Although capsaicin has been studied extensively as an activator of the transient receptor potential vanilloid cation channel subtype 1 (TRPV1) channels in sensory neurons, little is known about its TRPV1-independent actions in gastrointestinal health and disease. Here, we aimed to investigate the pharmacological actions of capsaicin as a food additive and medication on intestinal ion transporters in mouse models of ulcerative colitis (UC). The short-circuit current (I(sc)) of the intestine from WT, TRPV1-, and TRPV4-KO mice were measured in Ussing chambers, and Ca(2+) imaging was performed on small intestinal epithelial cells. We also performed Western blots, immunohistochemistry, and immunofluorescence on intestinal epithelial cells and on intestinal tissues following UC induction with dextran sodium sulfate. We found that capsaicin did not affect basal intestinal I(sc) but significantly inhibited carbachol- and caffeine-induced intestinal I(sc) in WT mice. Capsaicin similarly inhibited the intestinal I(sc) in TRPV1 KO mice, but this inhibition was absent in TRPV4 KO mice. We also determined that Ca(2+) influx via TRPV4 was required for cholinergic signaling–mediated intestinal anion secretion, which was inhibited by capsaicin.
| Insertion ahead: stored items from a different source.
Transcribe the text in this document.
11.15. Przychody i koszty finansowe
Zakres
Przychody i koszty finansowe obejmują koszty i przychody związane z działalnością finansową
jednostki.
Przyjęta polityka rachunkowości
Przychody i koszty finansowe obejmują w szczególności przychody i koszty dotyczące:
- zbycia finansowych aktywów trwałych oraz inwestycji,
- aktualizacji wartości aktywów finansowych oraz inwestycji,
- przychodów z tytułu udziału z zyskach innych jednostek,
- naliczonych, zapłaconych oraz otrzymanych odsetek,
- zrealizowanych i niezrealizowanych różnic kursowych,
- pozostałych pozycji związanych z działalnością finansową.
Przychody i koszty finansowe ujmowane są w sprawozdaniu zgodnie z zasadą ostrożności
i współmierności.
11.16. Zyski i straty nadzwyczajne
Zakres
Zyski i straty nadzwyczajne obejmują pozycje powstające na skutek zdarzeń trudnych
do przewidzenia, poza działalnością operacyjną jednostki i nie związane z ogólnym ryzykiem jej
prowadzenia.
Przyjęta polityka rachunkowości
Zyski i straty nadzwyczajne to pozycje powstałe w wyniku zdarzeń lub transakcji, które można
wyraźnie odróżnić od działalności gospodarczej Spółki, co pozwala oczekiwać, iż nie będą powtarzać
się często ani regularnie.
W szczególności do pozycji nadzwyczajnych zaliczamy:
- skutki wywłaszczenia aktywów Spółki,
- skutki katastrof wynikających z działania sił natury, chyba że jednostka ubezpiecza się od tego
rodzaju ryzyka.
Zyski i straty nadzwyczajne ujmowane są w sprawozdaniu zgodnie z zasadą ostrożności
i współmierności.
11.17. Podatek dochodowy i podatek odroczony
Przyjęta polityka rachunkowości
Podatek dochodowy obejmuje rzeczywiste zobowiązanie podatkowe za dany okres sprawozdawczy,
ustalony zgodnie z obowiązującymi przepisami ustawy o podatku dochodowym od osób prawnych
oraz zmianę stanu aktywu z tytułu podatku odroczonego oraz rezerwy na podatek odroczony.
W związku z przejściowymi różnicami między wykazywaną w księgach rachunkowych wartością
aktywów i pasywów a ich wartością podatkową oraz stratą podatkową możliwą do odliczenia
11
Moreover, the glucose-induced jejunal I(sc)via Na(+)/glucose cotransporter was suppressed by TRPV4 activation, which could be relieved by capsaicin. Capsaicin also stimulated ouabain- and amiloride-sensitive colonic I(sc). Finally, we found that dietary capsaicin ameliorated the UC phenotype, suppressed hyperaction of TRPV4 channels, and rescued the reduced ouabain- and amiloride-sensitive I(sc). We therefore conclude that capsaicin inhibits intestinal Cl(-) secretion and promotes Na(+) absorption predominantly by blocking TRPV4 channels to exert its beneficial anti-colitic action.